In an interconnected world where everything impacts each other, striving solely for maximum efficiency can become a weakness. Conversely, resilience becomes a strength usable in many cases.
Thus, we should not place our lives at risk from a single source—whether one income stream, one energy source, or one social platform. Creating redundancies and alternatives in daily life is not wasteful but smart risk management amid uncertain crises.
A silent threat accompanying polycrisis is absorbing bad news and suffering burnout unconsciously, as we may feel overwhelmed by global problems causing analysis paralysis, making decisions harder than before.
Therefore, we might set boundaries on what decisions we can make, focus only on controllable aspects, shift attitudes from fearing failure to learning from mistakes, and use emotional intelligence to lead over fear, maintaining creativity in problem-solving even during crises.
The modern world needs not only specialists but also those capable of continuous adaptive management, because the true danger of polycrisis is not the crises themselves but our outdated thinking clinging to single-issue solutions in an increasingly diverse and complex world.

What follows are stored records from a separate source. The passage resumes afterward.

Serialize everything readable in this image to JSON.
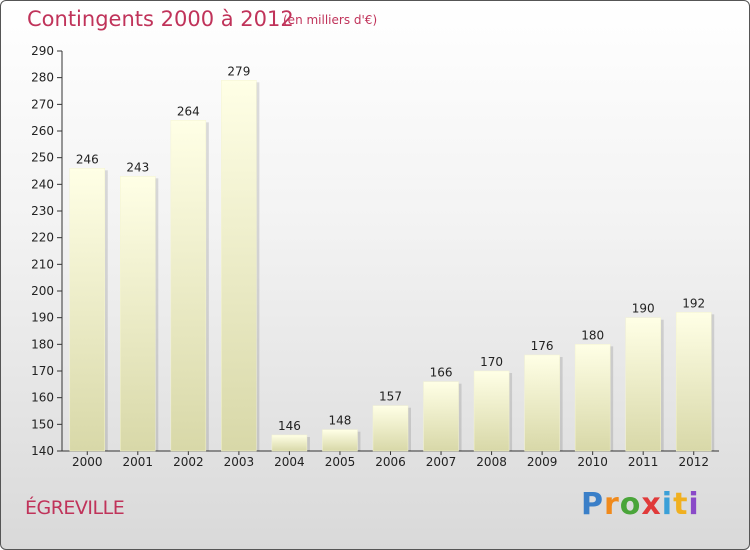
{
  "header": {
    "title": "Contingents 2000 à 2012",
    "subtitle": "(en milliers d'€)"
  },
  "footer": {
    "commune": "ÉGREVILLE",
    "logo": "Proxiti"
  },
  "colors": {
    "title": "#c0335a",
    "bar_light": "#ffffe4",
    "bar_dark": "#d6d6a6"
  },
  "chart_data": {
    "type": "bar",
    "title": "Contingents 2000 à 2012",
    "subtitle": "(en milliers d'€)",
    "xlabel": "",
    "ylabel": "",
    "categories": [
      "2000",
      "2001",
      "2002",
      "2003",
      "2004",
      "2005",
      "2006",
      "2007",
      "2008",
      "2009",
      "2010",
      "2011",
      "2012"
    ],
    "values": [
      246,
      243,
      264,
      279,
      146,
      148,
      157,
      166,
      170,
      176,
      180,
      190,
      192
    ],
    "ylim": [
      140,
      290
    ],
    "yticks": [
      140,
      150,
      160,
      170,
      180,
      190,
      200,
      210,
      220,
      230,
      240,
      250,
      260,
      270,
      280,
      290
    ],
    "grid": false,
    "legend": "none"
  }
}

Thus, understanding polycrisis is not about fear but about seeing interconnected contexts as opportunities to create new things. Emergent Theory from Adrienne Maree Brown's book Emergent Strategy: Shaping Change, Changing Worlds teaches that great change arises from many small connected actions.
As Michael Lawrence, a polycrisis researcher at Canada's Cascade Institute, commented, "We must turn this chaotic period into an opportunity to reorganize society anew."
In times when the world is disrupted by multiple simultaneous issues, survivors are not the fastest runners but those who see how every crack connects and know how to stand firmly between those fissures.